Man Wanted For Dallas Murder Confesses To Tulsa Robberies
TULSA, Oklahoma - Tulsa police arrested a man who admitted robbing two Tulsa restaurants Wednesday morning who's also wanted for a murder in Dallas.
Police said Latwon Goff could've never committed these crimes, if a Tulsa County judge hadn't set him free in December.
This is not the first time Latwon Goff has been behind bars.
Police arrested him three years ago for five robberies and a list of other crimes. He pleaded guilty, got a 15-year sentence, but, then a judge wiped it all away and set Goff free in December.
Police said Goff went to Dallas, where just two months later he murdered a man and shot a woman during a robbery.
Dallas police warned Tulsa police that Goff could be headed back this way.
Officers said Goff admitted robbing a Tulsa donut store in front of a woman and her small children and a Subway Wednesday and also confessed to robbing a Walgreens three days before the judge let him go.
"Frustration is almost not the word for it," said TPD Robbery Sgt. Brandon Watkins.
Watkins said Goff did several robberies in 2014 and they were glad when he pleaded and got a 15-year sentence, then they were dismayed to hear Judge
Sharon Holmes dismissed all those cases and expunged Goff's record.
"I understand taking a chance on somebody, giving somebody a second chance, but, once you shove a gun in someone's face, your chances are worn out, as far as we're concerned," Watkins said.
This isn't the first time it's happened.
Tulsa police arrested Maurice Younger in 2014 for six robberies, some burglaries and stolen cars.
He pleaded guilty and initially got 15 years, but, Judge Holmes knocked it down to a five-year deferred. That was in May of 2016.
Just two months later, Tulsa police arrested Younger for several home invasion robberies and raping a woman.
After that, Judge Holmes did order Younger held without bond.
News On 6 called her courtroom to ask her about these cases, but haven't yet heard back.
Tulsa County District Attorney Steve Kunzweiler released a statement saying:
I am grateful for the hard work of the Tulsa Police Department in getting Mr. Goff off the streets. However, it is my opinion that he should never have returned to the streets in the first place. The violent trail of crime he began as a youthful offender in August, 2014 should have resulted in his placement in the custody of the Oklahoma Department of Corrections. While Oklahoma’s Youthful Offender statutes were created in part, to consider the amenability of rehabilitation for certain youthful offenders, they were also created “to better ensure the public safety by holding youths accountable for the commission of serious crimes”.
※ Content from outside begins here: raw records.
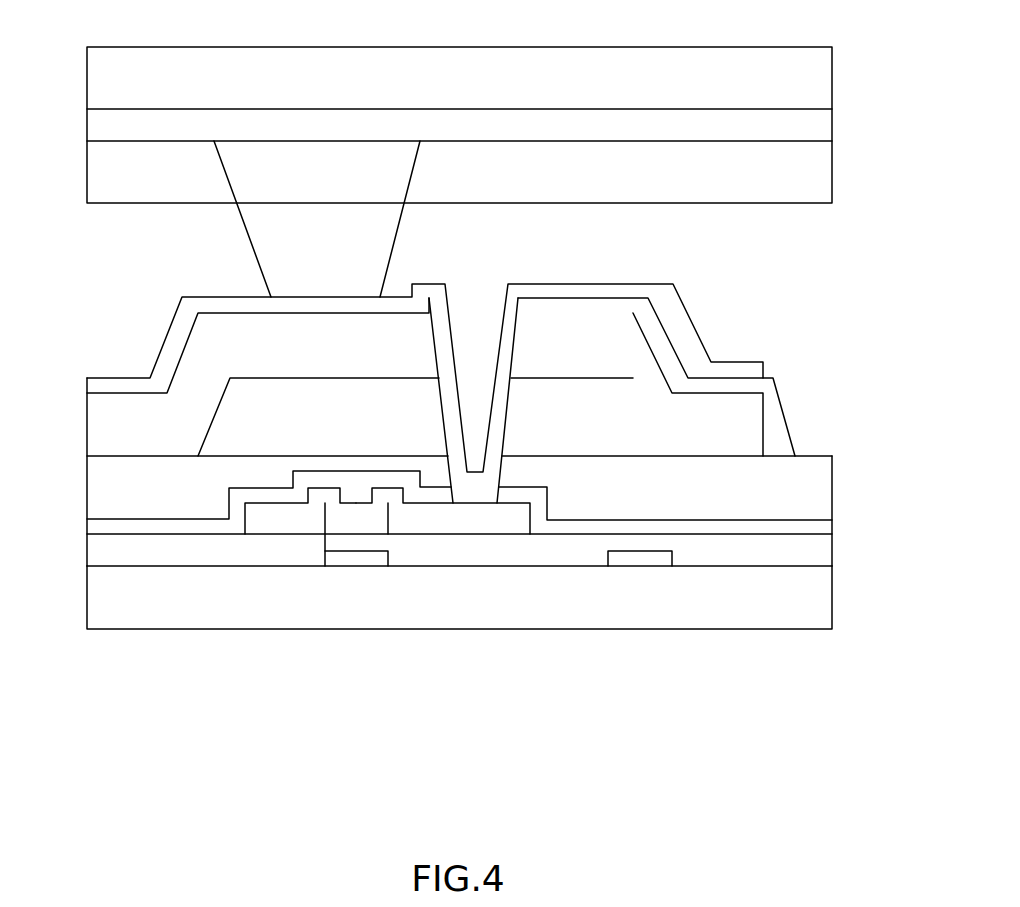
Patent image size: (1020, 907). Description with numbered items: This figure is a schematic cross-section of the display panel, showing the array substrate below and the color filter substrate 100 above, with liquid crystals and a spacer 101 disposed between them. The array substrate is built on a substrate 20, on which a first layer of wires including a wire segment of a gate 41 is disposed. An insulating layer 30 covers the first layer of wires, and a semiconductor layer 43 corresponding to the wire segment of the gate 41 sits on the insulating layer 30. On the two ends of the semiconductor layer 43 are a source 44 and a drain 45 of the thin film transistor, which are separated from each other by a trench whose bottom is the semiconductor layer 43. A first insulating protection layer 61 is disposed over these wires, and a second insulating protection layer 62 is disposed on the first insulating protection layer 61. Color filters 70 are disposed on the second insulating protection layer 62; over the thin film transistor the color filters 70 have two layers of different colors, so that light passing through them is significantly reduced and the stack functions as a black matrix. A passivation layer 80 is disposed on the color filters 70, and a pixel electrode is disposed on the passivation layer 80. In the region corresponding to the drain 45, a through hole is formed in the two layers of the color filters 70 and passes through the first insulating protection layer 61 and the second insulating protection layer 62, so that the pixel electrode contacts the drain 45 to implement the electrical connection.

The color filter substrate 100 is at (847, 123).
The spacer 101 is at (307, 230).
The passivation layer 80 is at (170, 343).
The color filters 70 is at (180, 410).
The second insulating protection layer 62 is at (112, 478).
The first insulating protection layer 61 is at (113, 523).
The insulating layer 30 is at (790, 555).
The substrate 20 is at (803, 617).
The source 44 is at (272, 518).
The semiconductor layer 43 is at (338, 517).
The gate 41 is at (373, 557).
The drain 45 is at (465, 505).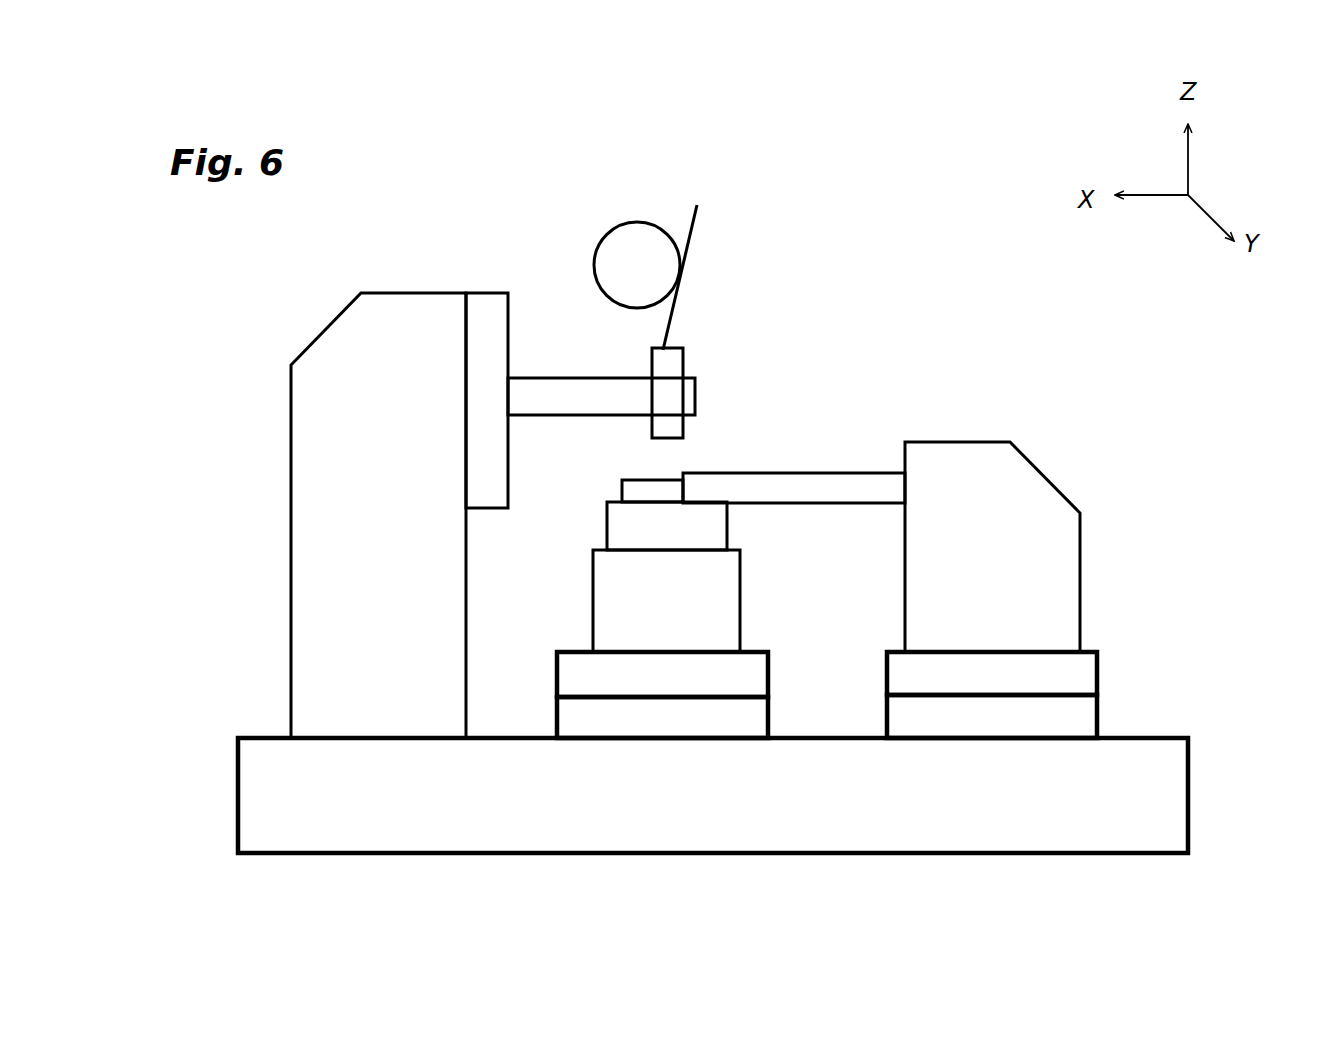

Mr. Goff was released from supervision for his Tulsa area crimes based upon the recommendation of the Office of Juvenile Affairs. OJA’s report to the court stated that “although Latwon’s Youthful Offender crimes were serious indeed, he has taken full advantage of all treatment opportunities available, his mother has been supportive of him throughout the process, and he seems to be ready for case closure at this time.” First, the fact that he committed “crimes” as in plural, several, many, etc., should have been a prime indicator that he was an extreme risk of reoffending. Second, I am more than confident that any mother would be “supportive” of their child in just about any circumstance. Third, I have never met an offender who wants their case to remain open – offenders want it over and done with as soon as possible. What is more important to me is not how Mr. Goff Felt, but the effect Mr. Goff’s crimes had on each one of the victims, and whether the 1 year and 10 months he spent in the custody of the Office of Juvenile Affairs could ever have meaningfully rehabilitated him. We are now seeing that the hopes of treatment providers have apparently fallen woefully short of their goal.
I have the benefit of being a prosecutor who endured the days when all that the State of Oklahoma had was a juvenile court system and an adult court system. Violent offenders in the age range of Mr. Goff had virtually no accountability in the juvenile system. Oklahoma’s Youthful Offender statutes were in response to the public outcry for more accountability. The safety and security of the public is at the forefront of my office’s efforts on a daily basis. We will continue to advocate in our courts that violent offenders need to be held fully responsible for the crimes they commit – even if they are “youthful offenders”. Our only hope is that the courts, the treatment providers, and the case managers listen to and heed our warnings when it comes to rendering judgment on a documented violent offender.
Mr. Goff is accused of new violent offenses in Tulsa County and in the State of Texas. He, like every charged individual enjoys the presumption of innocence until a judge or a jury determines otherwise.